On 10/11/2022 8:30 AM, Jason Gunthorpe wrote:
On Mon, Oct 10, 2022 at 04:54:50PM -0400, Steven Sistare wrote:
>> Do we have a solution to this?
>>
>> If not I would like to make a patch removing VFIO_DMA_UNMAP_FLAG_VADDR
>>
>> Aside from the approach to use the FD, another idea is to just use
>> fork.
>>
>> qemu would do something like
>>
>> .. stop all container ioctl activity ..
>> fork()
>> ioctl(CHANGE_MM) // switch all maps to this mm
>> .. signal parent..
>> .. wait parent..
>> exit(0)
>> .. wait child ..
>> exec()
>> ioctl(CHANGE_MM) // switch all maps to this mm
>> ..signal child..
>> waitpid(childpid)
>>
>> This way the kernel is never left without a page provider for the
>> maps, the dummy mm_struct belonging to the fork will serve that role
>> for the gap.
>>
>> And the above is only required if we have mdevs, so we could imagine
>> userspace optimizing it away for, eg vfio-pci only cases.
>>
>> It is not as efficient as using a FD backing, but this is super easy
>> to implement in the kernel.
>
> I propose to avoid deadlock for mediated devices as follows.

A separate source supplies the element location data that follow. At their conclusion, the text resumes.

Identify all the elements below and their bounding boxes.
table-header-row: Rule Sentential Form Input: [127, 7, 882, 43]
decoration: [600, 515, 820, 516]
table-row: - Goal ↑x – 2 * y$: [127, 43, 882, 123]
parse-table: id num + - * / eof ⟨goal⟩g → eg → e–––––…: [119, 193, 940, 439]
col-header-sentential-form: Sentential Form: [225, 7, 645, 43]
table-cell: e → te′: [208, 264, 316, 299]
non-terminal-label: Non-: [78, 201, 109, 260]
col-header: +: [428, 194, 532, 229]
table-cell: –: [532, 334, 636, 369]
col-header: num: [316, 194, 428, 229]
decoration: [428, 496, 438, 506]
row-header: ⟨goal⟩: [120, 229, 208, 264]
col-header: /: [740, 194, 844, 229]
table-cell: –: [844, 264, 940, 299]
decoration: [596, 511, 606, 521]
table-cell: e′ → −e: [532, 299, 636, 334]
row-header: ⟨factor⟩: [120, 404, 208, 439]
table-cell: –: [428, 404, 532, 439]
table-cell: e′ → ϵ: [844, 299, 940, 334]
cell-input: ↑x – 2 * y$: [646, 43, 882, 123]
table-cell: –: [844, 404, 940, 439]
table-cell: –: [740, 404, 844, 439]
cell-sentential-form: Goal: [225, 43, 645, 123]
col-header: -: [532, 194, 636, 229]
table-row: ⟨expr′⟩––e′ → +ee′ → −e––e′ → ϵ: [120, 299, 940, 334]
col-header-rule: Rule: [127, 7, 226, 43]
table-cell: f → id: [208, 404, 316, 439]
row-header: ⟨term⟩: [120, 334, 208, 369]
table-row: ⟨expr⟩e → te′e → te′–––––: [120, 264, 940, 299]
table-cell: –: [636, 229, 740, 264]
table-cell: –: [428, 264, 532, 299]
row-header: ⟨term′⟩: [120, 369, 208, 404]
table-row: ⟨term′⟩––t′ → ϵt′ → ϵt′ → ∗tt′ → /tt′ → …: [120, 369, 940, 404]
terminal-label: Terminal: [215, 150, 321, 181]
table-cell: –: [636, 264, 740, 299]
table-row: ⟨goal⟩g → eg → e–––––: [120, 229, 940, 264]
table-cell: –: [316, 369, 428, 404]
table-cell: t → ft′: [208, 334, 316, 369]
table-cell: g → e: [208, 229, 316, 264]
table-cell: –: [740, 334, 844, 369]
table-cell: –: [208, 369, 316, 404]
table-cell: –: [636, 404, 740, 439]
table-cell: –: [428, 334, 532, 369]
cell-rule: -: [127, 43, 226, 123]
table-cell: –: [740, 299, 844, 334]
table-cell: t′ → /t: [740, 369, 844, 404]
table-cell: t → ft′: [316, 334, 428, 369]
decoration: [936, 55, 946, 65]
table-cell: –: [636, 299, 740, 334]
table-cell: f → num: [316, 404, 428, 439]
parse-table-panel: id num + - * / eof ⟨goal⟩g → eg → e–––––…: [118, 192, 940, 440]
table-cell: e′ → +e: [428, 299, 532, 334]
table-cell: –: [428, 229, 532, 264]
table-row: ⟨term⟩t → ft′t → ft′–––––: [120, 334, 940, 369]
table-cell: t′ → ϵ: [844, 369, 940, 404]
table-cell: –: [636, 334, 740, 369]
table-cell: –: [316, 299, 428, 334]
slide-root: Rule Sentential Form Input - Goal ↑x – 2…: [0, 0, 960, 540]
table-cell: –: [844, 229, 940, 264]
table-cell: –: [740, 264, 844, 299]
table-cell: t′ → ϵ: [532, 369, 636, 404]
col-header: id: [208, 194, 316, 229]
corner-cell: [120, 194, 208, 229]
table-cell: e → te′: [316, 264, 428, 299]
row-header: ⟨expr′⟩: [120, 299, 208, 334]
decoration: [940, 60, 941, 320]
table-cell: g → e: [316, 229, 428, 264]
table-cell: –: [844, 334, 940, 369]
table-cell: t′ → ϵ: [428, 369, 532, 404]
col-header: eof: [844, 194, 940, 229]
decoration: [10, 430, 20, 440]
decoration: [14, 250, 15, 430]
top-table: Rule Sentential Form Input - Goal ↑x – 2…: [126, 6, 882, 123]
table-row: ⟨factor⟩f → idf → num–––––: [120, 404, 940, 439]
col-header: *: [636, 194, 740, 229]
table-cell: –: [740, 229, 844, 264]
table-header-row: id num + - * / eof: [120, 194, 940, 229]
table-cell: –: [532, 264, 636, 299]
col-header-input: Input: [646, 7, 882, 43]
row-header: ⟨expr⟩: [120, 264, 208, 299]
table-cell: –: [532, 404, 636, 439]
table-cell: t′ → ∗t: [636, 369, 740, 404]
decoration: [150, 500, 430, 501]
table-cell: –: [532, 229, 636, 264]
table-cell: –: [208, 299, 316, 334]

Currently, an
> mdev calling vfio_pin_pages blocks in vfio_wait while VFIO_DMA_UNMAP_FLAG_VADDR
> is asserted.
>
> * In vfio_wait, I will maintain a list of waiters, each list element
> consisting of (task, mdev, close_flag=false).
>
> * When the vfio device descriptor is closed, vfio_device_fops_release
> will notify the vfio_iommu driver, which will find the mdev on the waiters
> list, set elem->close_flag=true, and call wake_up_process for the task.
This alone is not sufficient, the mdev driver can continue to
establish new mappings until it's close_device function
returns. Killing only existing mappings is racy.
I think you are focusing on the one issue I pointed at, as I said, I'm
sure there are more ways than just close to abuse this functionality
to deadlock the kernel.
I continue to prefer we remove it completely and do something more
robust. I suggested two options.
It's not racy. New pin requests also land in vfio_wait if any vaddr's have
been invalidated in any vfio_dma in the iommu. See
vfio_iommu_type1_pin_pages()
if (iommu->vaddr_invalid_count)
vfio_find_dma_valid()
vfio_wait()
However, I will investigate saving a reference to the file object in the vfio_dma
(for mappings backed by a file) and using that to translate IOVA's. I think that
will be easier to use than fork/CHANGE_MM/exec, and may even be easier to use
than VFIO_DMA_UNMAP_FLAG_VADDR. To be continued.
- Steve